In my current project, we have a custom collection on the Java side that is supposed to be sent via LCDS to the Flex client. When we began testing, however, we found that the collection was not being passed, only the properties of "standard" Java types were (e.g. String, int). It seems that if LCDS does not know how to handle an object, it simply ignores it and does not include it in the serialization process. This was the case here, LCDS did not understand how to serialize our custom collection and simply did not include it in the transfer.

For example, in the model code below, when an instance of MyListKeeper is serialized and sent to the Flex client, only the name property is included, not myList.

     public class CustomList
         extends ArrayList<Foo>
         implements List<Foo>, Serializable
     {
         // constructors
         // extension methods, e.g.
         public Bar getFirstBar() { ... }
     }

     public class MyListKeeper
         implements Serializable
     {
         private CustomList myList;
         private String name;

         // getters & setters
     }

We were able to solve this by writing custom serialization methods (via the java.io.Externalizable interface) for both the collection and the class that contains a reference to it. In the code below, notice that our classes now implement Externalizable (a subclass of Serializable).

     public class CustomList
         extends ArrayList<Foo>
         implements List<Foo>, Externalizable
     {
         // as in the previous example ...

         public void writeExternal(ObjectOutput out)
             throws IOException
         {
             // externalizes the list - LCDS knows how to handle an ArrayList
             out.writeObject(new ArrayList(this));
         }

         public void readExternal(ObjectInput in)
             throws IOException, ClassNotFoundException
         {
             // start by clearing the current collection
             this.clear();
             // now read in the new list and store it
             this.addAll((List)in.readObject());
         }
     }

     public class MyListKeeper
         implements Externalizable
     {
         // as in the previous example ...

         public void writeExternal(ObjectOutput out)
             throws IOException
         {
             out.writeUTF(this.name);
             out.writeObject(this.myList);
         }

         public void readExternal(ObjectInput in)
             throws IOException, ClassNotFoundException
         {
             this.name  = in.readUTF();
             // the following may not be 100% correct, feel free to correct me
             this.myList = (CustomList)this.readObject();
         }
     }

Finally, we need to mirror our custom serialization on the Flex side.
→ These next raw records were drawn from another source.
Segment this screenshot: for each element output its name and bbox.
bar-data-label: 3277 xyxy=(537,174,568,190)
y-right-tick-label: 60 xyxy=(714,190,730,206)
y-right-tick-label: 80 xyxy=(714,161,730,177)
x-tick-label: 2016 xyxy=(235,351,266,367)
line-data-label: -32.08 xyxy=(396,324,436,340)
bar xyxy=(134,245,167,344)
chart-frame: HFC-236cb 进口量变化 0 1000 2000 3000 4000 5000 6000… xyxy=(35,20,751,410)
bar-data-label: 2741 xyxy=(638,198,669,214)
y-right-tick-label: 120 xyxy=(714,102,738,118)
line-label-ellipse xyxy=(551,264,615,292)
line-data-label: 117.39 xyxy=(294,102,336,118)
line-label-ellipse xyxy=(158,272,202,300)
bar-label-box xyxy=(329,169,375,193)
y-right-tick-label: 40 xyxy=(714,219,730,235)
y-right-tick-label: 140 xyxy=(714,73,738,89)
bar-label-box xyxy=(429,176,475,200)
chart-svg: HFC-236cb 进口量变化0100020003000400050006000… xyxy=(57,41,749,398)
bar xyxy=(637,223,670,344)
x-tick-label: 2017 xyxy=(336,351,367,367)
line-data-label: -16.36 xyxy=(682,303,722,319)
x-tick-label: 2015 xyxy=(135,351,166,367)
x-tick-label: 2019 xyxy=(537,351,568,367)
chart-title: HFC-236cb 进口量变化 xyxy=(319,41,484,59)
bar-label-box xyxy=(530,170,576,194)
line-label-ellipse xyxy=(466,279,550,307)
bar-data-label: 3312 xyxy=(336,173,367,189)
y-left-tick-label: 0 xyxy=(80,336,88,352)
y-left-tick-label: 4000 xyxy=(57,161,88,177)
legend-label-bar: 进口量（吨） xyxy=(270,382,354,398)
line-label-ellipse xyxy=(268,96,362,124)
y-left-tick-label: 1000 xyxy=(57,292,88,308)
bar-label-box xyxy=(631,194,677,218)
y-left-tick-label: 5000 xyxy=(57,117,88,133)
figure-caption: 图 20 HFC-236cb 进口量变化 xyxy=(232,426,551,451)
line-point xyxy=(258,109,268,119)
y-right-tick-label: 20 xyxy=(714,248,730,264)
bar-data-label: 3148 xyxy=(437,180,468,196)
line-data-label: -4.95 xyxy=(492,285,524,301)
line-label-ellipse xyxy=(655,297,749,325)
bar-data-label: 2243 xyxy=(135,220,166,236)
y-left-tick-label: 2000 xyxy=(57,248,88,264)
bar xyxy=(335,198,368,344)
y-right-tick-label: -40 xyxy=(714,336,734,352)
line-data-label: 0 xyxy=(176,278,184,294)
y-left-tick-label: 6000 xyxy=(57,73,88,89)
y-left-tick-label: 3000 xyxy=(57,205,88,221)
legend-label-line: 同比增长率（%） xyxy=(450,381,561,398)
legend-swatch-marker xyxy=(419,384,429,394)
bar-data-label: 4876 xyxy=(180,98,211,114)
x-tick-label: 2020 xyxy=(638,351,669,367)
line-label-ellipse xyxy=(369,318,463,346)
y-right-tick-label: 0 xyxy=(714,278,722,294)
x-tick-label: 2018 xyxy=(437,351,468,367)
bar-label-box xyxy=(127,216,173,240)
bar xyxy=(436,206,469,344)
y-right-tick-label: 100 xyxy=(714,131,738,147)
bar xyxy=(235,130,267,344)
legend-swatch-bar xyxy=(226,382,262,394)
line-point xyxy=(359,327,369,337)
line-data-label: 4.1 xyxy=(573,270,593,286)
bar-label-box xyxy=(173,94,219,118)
In ActionScript, classes with custom serialization implement the flash.utils.IExternalizable interface.

    [Managed]
    [RemoteClass(alias="CustomList")]
    public class CustomList
        implements IExternalizable
    {
        public var list : IList;

        // other methods, etc

        public function readExternal(input : IDataInput) : void
        {
            this.list = ArrayCollection(input.readObject());
        }

        public function writeExternal(output : IDataOutput) : void
        {
            output.writeObject(this.list);
        }
    }

    [Managed]
    [RemoteClass(alias="MyListKeeper")]
    public class MyListKeeper
        implements IExternalizable
    {
        public var myList : CustomList;
        public var name : String;

        // other methods, etc

        public function readExternal(input : IDataInput) : void
        {
            this.name = input.readUTF();
            // the list itself is received as an ArrayCollection, so we just assign it directly
            this.myList.list = input.readObject();
        }

        public function writeExternal(output : IDataOutput) : void
        {
            output.writeUTF(this.name);
            output.writeObject(this.myList);
        }
    }

Adobe has a nice overview of custom serialization as well, but focuses primarily on utilizing it to control which parameters are serialized.